A relationship between caesarean section and offspring cognitive ability has been described, but data are limited, and a large-scale study is needed.
To determine the relationship between mode of delivery and general cognitive ability.
A cohort of 579 244 singleton males, born between 1973 and 1987 who conscripted before 2006, were identified using the Swedish population-based registries. Their mode of delivery was obtained from the Swedish Medical Birth registry. The outcome measure was a normalised general cognitive test battery (mean 100, SD 15) performed at military conscription at around age 18.
Males born by caesarean section performed poorer compared with those born vaginally (mean score 99.3 vs 100.1; adjusted mean difference –0.84; 95% CI –0.97 to –0.72; p<0.001). Both those born by elective (99.3 vs 100.2; –0.92; 95% CI –1.24 to –0.60; p<0.001) and non-elective caesarean section (99.2 vs 100.2; –1.03; 95% CI –1.34 to –0.72; p=0.001), performed poorer than those born vaginally. In sibling analyses, the association was attenuated to the null (100.9 vs 100.8; 0.07; 95% CI –0.31 to 0.45; p=0.712). Similarly, neither elective nor non-elective caesarean section were associated with general cognitive ability in sibling analyses.

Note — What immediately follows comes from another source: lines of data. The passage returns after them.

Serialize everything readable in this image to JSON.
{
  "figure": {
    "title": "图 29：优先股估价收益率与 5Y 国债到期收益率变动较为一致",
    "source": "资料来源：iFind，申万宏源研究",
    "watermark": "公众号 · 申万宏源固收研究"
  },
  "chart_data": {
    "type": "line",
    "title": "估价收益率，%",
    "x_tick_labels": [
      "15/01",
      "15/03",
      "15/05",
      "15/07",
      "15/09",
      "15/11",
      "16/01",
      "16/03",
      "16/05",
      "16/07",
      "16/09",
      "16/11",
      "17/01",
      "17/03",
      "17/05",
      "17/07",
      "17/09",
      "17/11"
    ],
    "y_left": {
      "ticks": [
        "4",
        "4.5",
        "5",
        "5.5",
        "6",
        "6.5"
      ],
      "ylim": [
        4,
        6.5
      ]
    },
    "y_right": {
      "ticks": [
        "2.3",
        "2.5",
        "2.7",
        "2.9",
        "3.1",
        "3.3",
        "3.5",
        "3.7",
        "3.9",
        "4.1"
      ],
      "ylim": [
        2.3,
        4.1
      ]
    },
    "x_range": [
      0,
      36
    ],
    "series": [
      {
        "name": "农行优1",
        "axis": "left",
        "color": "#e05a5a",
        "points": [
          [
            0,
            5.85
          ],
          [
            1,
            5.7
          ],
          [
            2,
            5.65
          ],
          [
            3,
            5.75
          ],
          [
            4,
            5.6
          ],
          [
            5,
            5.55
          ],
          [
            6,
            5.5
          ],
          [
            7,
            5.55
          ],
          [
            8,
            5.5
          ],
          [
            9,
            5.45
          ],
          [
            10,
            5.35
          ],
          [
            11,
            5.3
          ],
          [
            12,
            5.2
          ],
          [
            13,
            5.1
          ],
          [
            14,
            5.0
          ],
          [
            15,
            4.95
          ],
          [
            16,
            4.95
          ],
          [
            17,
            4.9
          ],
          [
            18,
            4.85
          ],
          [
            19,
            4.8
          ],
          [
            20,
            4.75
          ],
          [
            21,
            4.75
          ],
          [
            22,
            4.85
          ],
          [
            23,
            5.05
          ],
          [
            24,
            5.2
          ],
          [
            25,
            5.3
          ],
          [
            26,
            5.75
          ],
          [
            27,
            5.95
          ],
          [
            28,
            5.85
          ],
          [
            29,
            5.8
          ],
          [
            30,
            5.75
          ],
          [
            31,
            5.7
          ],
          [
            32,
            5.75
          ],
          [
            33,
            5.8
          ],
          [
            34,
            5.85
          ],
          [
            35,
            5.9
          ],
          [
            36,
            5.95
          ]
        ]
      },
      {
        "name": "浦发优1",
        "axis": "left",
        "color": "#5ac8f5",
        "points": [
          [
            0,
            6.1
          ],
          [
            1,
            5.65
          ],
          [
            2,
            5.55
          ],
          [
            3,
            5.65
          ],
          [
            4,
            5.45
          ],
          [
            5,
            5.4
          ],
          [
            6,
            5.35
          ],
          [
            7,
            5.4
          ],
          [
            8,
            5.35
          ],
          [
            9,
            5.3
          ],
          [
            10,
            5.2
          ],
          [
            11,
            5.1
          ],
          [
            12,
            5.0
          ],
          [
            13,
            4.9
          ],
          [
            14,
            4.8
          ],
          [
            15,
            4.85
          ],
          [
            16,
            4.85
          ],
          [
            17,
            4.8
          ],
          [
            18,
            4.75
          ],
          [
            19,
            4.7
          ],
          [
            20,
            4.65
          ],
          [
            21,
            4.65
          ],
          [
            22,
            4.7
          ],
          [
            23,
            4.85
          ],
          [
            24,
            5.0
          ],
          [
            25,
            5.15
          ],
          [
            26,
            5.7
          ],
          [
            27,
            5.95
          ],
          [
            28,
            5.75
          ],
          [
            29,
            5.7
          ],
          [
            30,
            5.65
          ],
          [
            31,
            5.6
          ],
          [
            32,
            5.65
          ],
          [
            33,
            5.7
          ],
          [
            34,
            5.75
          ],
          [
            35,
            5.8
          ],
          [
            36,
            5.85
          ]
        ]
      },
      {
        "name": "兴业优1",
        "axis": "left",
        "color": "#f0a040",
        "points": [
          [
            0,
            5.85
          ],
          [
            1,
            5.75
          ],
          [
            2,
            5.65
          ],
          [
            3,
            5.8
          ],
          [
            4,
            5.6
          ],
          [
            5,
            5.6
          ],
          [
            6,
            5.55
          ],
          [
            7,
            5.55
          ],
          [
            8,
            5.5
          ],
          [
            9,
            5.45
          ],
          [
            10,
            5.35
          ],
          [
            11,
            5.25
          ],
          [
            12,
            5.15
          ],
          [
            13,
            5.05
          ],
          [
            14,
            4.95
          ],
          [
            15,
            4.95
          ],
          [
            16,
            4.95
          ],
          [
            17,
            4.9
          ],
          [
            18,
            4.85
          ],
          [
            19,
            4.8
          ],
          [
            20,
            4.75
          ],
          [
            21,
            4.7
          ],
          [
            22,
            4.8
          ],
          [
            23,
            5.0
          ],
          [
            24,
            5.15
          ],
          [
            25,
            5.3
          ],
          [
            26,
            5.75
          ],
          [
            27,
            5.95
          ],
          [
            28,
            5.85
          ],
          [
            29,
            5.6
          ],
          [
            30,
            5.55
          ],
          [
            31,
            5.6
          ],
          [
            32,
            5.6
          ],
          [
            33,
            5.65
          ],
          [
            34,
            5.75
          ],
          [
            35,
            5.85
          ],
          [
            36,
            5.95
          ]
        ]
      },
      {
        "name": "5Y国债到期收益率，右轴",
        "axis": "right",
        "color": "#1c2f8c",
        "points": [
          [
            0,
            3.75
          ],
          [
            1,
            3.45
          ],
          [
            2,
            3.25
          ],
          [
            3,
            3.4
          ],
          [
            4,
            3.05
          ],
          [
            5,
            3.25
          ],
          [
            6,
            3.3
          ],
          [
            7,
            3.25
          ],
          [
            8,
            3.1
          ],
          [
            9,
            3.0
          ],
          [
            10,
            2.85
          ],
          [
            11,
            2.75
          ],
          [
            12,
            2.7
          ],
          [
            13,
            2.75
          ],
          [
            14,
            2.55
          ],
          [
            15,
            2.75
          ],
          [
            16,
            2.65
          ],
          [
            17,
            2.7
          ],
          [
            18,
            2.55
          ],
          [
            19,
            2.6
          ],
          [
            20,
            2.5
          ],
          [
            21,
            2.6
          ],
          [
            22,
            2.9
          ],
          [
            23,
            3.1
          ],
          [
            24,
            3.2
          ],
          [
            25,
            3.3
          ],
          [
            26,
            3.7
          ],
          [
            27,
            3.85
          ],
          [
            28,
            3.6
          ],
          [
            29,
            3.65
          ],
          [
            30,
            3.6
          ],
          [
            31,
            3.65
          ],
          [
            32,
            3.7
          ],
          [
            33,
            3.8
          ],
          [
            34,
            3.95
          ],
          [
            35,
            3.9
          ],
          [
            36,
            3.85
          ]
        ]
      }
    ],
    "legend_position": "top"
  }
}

Birth by caesarean section is weakly associated with a lower general cognitive ability in young adult males. However, the magnitude of this association is not clinically relevant and seems to be largely explained by familial factors shared between siblings.
Clinicians and gravidas ought not to be concerned that the choice of mode of delivery will impact offspring cognitive ability.